This past week, while Karen underwent her fourth chemo treatment in Philadelphia, over 1100 miles away in Woodbury, Minnesota, her Dad sat in a similar blue recliner as toxic chemo drugs ran through an IV line into his veins and raced through his bloodstream in search of hyperactive cancer cells.
While Karen is battling breast cancer, her father, Dick, is battling prostate cancer.
It's a dark reality: a father and daughter fighting their own cancers and enduring lengthy chemo treatments at the same time. Separated by five states, they find themselves on similar paths hoping to -- no, determined to -- beat cancer and move on with their lives.
Sharing this disease can give way to a multitude of empathetic emotions between father and daughter.
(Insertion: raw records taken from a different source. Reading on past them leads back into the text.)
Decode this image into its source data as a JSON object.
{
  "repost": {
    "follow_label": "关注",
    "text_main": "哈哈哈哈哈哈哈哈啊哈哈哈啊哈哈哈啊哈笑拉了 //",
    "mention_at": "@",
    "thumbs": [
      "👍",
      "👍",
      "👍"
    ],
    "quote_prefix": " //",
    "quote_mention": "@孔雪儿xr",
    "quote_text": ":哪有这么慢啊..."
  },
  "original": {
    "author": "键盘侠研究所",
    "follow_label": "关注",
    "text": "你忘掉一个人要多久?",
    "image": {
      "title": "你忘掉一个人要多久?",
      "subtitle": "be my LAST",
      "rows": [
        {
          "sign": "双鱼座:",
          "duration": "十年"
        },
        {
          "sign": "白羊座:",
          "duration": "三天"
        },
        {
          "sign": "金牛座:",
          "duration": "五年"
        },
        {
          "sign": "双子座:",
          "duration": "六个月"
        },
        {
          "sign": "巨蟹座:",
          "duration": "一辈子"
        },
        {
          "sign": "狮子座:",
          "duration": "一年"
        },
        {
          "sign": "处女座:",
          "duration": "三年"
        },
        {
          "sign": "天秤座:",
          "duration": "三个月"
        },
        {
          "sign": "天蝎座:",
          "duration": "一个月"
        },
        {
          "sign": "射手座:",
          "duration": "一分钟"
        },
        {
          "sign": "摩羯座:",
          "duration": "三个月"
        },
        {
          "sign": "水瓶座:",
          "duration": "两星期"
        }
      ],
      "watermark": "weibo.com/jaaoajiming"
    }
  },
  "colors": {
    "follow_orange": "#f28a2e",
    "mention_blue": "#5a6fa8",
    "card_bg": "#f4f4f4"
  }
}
Yet, it's also a strange, almost awkward, bond to share. Is it somehow easier for Dick, who’s left with tiny wisps of a white crew cut after months of Taxotere, to relate to the trauma that Karen is facing with her own hair loss? I know that it's difficult for Karen to be so far away from her dad at this time.
They speak little of their fate or their fears, or the details of their treatments. Instead, they share useful tips, like Dairy Queen strawberry milkshakes, Dick's near-daily elixir for taste buds that have all but lost their receptors for flavor -- unless you consider metal a flavor, and Karen’s craving for scrambled eggs and spinach to ward off nausea.
Dick fights his battle with a “play-the-cards-you're-dealt” acceptance and a determination to get out on the golf course as often as possible. But they haven't been easy cards to play. Only retired a few years, he's already endured quintuple heart bypass surgery, radiation for his prostate cancer and now a long chemotherapy regimen. This isn't exactly how Hallmark or Charles Schwab portray the golden years, but he never complains. Dick still finds great joy in his Saturday morning golf games, his weekly cardiac workouts and a good book curled up with his dog, Bella.
Sadly, cancer is no stranger to Karen's family. Her mother, Kathy, valiantly fought colon cancer, losing her battle after four difficult years in which she tried every drug imaginable in an effort to have more time with her grandchildren. Karen's stepmother, Nancy, bravely fought cancer as a new mother, beating Hodgkin’s Disease some 25 years ago when the anti-nausea drugs were not anywhere near as potent as they are now. And Karen's cousin, Larry, took on colon cancer with his trademark guts and wicked sense of humor right until the end.
One thing we have learned from Karen’s loved ones is that there is great strength and faith in this family and they have all shown Karen how to fight cancer with courage, dignity and grace.